One of the most famous examples of the endowment effect in the literature is from a study by Daniel Kahneman, Jack Knetsch & Richard Thaler, in which participants were given a mug and then offered the chance to sell it or trade it for an equally valued alternative (pens). They found that the amount participants required as compensation for the mug once their ownership of the mug had been established ("willingness to accept") was approximately twice as high as the amount they were willing to pay to acquire the mug ("willingness to pay"). []. The picture of the mug experiment below captures this phenomenon in a single image.


Leveraging endowment effect in marketing

Marketing professionals are trained to exploit the endowment effect to maximize sales. When a free trial is offered for a limited period, you start using the product or service. You now "own" it, and its value goes up in your eyes. When the free trial period ends, you are willing to pay the asking price (provided you are satisfied with it). If you didn't have a free trial and were to directly purchase it, you would be willing to pay less.

Money back guarantees are another marketing tactic that exploit this behavioural trait. The fact that you have a money back option induces you to buy.

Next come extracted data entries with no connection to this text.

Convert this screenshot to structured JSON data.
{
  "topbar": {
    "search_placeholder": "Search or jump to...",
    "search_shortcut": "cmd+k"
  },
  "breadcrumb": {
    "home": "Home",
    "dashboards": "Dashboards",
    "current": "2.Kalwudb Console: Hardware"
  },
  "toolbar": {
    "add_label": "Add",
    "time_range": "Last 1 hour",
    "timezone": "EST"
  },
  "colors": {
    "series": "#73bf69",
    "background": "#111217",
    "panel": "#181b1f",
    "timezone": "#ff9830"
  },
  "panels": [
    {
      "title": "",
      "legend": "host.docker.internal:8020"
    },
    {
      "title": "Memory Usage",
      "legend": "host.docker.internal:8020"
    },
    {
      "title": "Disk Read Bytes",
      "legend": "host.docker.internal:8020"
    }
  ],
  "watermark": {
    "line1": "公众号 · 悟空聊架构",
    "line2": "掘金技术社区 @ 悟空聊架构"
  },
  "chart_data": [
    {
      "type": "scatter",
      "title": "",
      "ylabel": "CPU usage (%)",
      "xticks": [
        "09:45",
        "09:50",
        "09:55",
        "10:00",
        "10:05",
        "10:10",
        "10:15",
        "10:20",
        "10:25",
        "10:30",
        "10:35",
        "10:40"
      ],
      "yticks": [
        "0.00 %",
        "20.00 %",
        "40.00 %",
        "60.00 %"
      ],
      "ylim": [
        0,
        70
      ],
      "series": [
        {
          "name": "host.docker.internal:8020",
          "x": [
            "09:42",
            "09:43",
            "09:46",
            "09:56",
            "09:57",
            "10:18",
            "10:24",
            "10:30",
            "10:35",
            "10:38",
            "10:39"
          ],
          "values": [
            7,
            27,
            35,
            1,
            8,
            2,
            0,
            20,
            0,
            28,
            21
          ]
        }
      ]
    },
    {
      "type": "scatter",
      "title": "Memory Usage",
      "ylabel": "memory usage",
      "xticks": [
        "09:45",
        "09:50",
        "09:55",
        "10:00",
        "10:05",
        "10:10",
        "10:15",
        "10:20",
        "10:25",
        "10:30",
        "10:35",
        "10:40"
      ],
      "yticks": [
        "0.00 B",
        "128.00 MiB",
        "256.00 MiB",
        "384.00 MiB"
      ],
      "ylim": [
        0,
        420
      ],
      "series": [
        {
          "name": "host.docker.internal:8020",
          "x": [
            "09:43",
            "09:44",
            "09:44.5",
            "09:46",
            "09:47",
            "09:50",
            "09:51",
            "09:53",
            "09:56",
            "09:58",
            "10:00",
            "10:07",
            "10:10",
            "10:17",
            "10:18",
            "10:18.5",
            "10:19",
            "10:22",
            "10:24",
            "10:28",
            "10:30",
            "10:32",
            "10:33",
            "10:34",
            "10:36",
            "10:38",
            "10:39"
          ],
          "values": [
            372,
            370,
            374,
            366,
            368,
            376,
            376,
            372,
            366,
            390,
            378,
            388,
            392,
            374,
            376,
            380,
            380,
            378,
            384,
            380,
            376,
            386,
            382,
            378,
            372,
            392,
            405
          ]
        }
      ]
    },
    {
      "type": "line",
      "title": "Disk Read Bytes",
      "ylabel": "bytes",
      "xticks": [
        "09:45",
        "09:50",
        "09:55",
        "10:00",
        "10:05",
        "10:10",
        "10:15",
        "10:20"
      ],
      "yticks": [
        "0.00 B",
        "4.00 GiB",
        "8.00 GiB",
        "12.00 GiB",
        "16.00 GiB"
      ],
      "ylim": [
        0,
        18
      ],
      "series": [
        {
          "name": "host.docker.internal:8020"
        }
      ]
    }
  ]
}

Once you start using it, it becomes a lot more valuable to you and very few therefore actually opt for the money back (provided again that the product / service actually delivers).

Resolving Ranjit's dilemma

That's all very well from a marketing angle. But, how should Ranjit convince Mr. Mehra to cast away his endowment effect and take a more rational look at his options? How can you do likewise when you find a client falling prey to the endowment effect? For starters, education will help. Letting your clients know about the concept of endowment effect is a good way for them to realize themselves the fallacy of their thought processes. Sending them a link to this article could be a starting point in this endeavour. Once you know that your client has understood what endowment effect is, and importantly, understood that it is a common behavioural fallacy, he might be more inclined to hear and appreciate the logic of your arguments. You are not telling him he is wrong - you are simply pointing out that what's happening is a common behavioural trait and is not unusual. That would open him up a lot more to hearing you out than if you were to suggest that he is wrong and you are right.